De Impétueux, le 4 juillet 2013 à 17:55
Note du film : 5/6

Il y a plusieurs sujets fort différents dans Ridicule, et c'est peut-être pour cela que le film de Patrice Leconte est si intéressant mais aussi, d'une certaine façon, si frustrant.

Plusieurs sujets, donc. D'abord, assez banalement, une histoire galante, faite d'attirances et de jalousies, de séductions et d'antipathies qui mettent en présence, en un carrousel venimeux, deux libertins, l'abbé de Vilecourt (Bernard Giraudeau) et la comtesse de Blayac (Fanny Ardant) et deux jeunes gens idéalistes, Malavoy (Charles Berling) et Mathilde de Bellegarde (Judith Godrèche) ; au siècle des Liaisons dangereuses, rien que de très normal. Puis une sorte de reportage, plein de brio et d'éclat, sur la vie des salons de la bonne société, sur le plaisir aristocratique et cruel du mot, qui frappe, éclabousse, stupéfie, crucifie, désarçonne, sur les jeux d'esprit, sur la virtuosité du langage, sur l'extrême degré de raffinement et de méchanceté de ce monde finissant, si délicieux pour ceux qui sont du bon côté, si dur pour ceux qui sont du mauvais (on se croirait en 2013, non ?)…
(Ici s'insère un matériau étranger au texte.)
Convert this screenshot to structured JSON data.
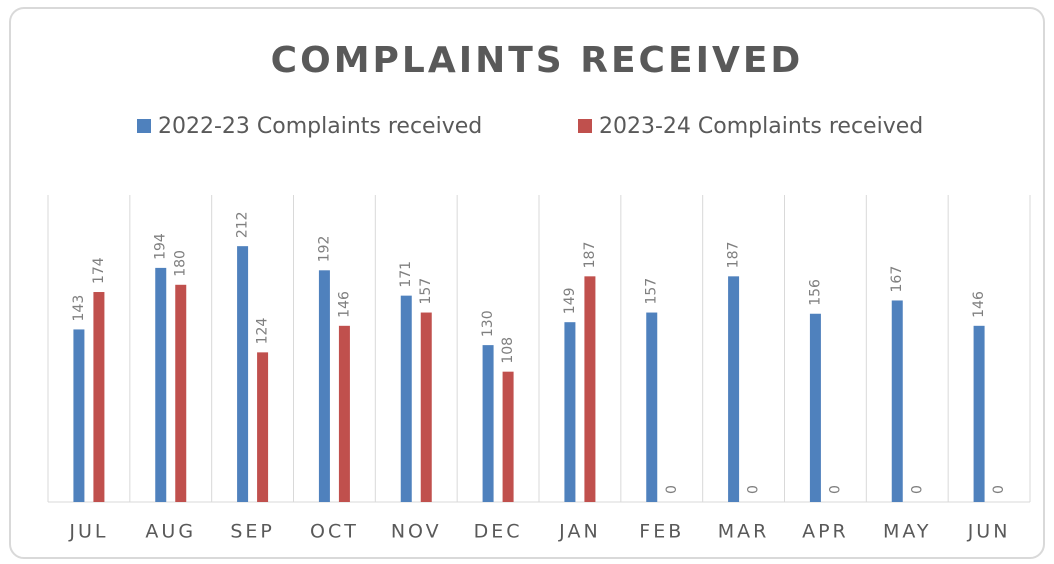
{
  "chart_data": {
    "type": "bar",
    "title": "COMPLAINTS RECEIVED",
    "categories": [
      "JUL",
      "AUG",
      "SEP",
      "OCT",
      "NOV",
      "DEC",
      "JAN",
      "FEB",
      "MAR",
      "APR",
      "MAY",
      "JUN"
    ],
    "series": [
      {
        "name": "2022-23 Complaints received",
        "color": "#4f81bd",
        "values": [
          143,
          194,
          212,
          192,
          171,
          130,
          149,
          157,
          187,
          156,
          167,
          146
        ]
      },
      {
        "name": "2023-24 Complaints received",
        "color": "#c0504d",
        "values": [
          174,
          180,
          124,
          146,
          157,
          108,
          187,
          0,
          0,
          0,
          0,
          0
        ]
      }
    ],
    "grid": true
  }
}
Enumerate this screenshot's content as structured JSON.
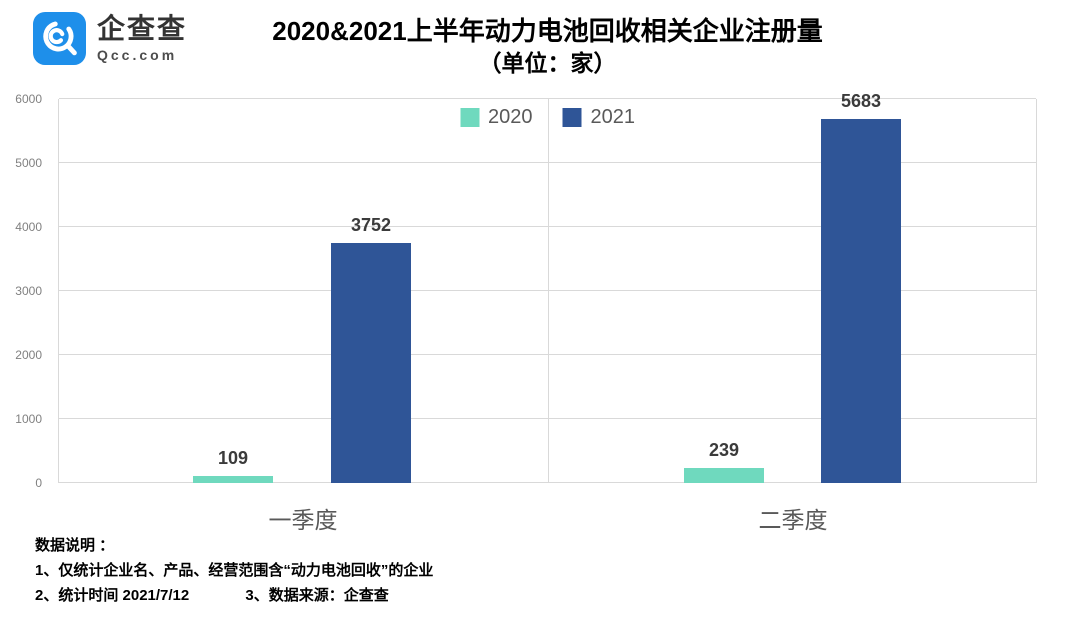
{
  "header": {
    "logo": {
      "brand_cn": "企查查",
      "brand_en": "Qcc.com",
      "brand_color": "#1e8fea"
    },
    "title": "2020&2021上半年动力电池回收相关企业注册量",
    "subtitle": "（单位：家）"
  },
  "chart_data": {
    "type": "bar",
    "categories": [
      "一季度",
      "二季度"
    ],
    "series": [
      {
        "name": "2020",
        "color": "#6fd9be",
        "values": [
          109,
          239
        ]
      },
      {
        "name": "2021",
        "color": "#2f5597",
        "values": [
          3752,
          5683
        ]
      }
    ],
    "ylim": [
      0,
      6000
    ],
    "yticks": [
      0,
      1000,
      2000,
      3000,
      4000,
      5000,
      6000
    ],
    "grid": true,
    "legend_position": "top-center",
    "xlabel": "",
    "ylabel": ""
  },
  "footer": {
    "notes_title": "数据说明 ：",
    "note1": "1、仅统计企业名、产品、经营范围含“动力电池回收”的企业",
    "note2": "2、统计时间 2021/7/12",
    "note3": "3、数据来源：企查查"
  }
}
Aussi une étude sociale ; les paysans de la Dombes vivent dans des terres liquides, prolifiques en carpes, mais infestées de moustiques et de germes ; Malavoy, seigneur du lieu, féru d'hydrologie et animé d'idées généreuses, nourri sûrement des pages de Rousseau et des physiocrates, entend assainir les marais et en chasser les miasmes assassins. Il vient à Versailles et fait le siège des ministères afin d'obtenir des subsides pour son projet. Il se heurte à la routine des administrations et aux déjà éternels problèmes budgétaires de la France (dont les sous ont toujours été dans des bas de laine, jadis sous les matelas, aujourd'hui dans les caisses d'épargne, plutôt que dans les caisses d'un État immémorialement impécunieux). Mais il rencontre tout de même Maurepas, qui est une sorte de Premier ministre de l'époque (fort mauvais, soit dit en passant : c'est lui qui rappellera les Parlements, pires ennemis du Pouvoir royal et de l'égalité fiscale, suspendus par Maupéou en 1771). Rencontrer Maurepas, ce n'est déjà pas mal. Imaginerait-on aujourd'hui qu'un obscur élu de province puisse obtenir une audience de M. Jean-Marc Ayrault ? Naturellement, ça ne marche pas, pour de bonnes ou de mauvaises raisons (Maurepas lui dit : La vie humaine passe après le destin de la France ; voilà une jolie question pour une prochaine session du baccalauréat).

Enfin il y a un regard un peu léger mais très sensible sur une époque où les fondements du monde moderne, dans ce qu'il a de plus quotidien se mettent en place : les Sciences ne sont plus seulement des spéculations intellectuelles, de brillants exercices de style, mathématiques ou astronomiques : elles entrent, bien avant l'Encyclopédie, dans la vie quotidienne ; Denis Papin, à la fin du siècle précédent a jeté les prémisses en utilisant la vapeur, mais tout le 18ème abonde de ces inventions et découvertes qui font aujourd'hui notre quotidien et qui fourmillent désormais, dans le textile ou la métallurgie. Ridicule survole sans doute un peu trop ce bouillonnement intellectuel en présentant le scaphandre autonome qu'expérimente Mathilde ou l'invention du langage des signes par l'admirable Abbé de l'Épée.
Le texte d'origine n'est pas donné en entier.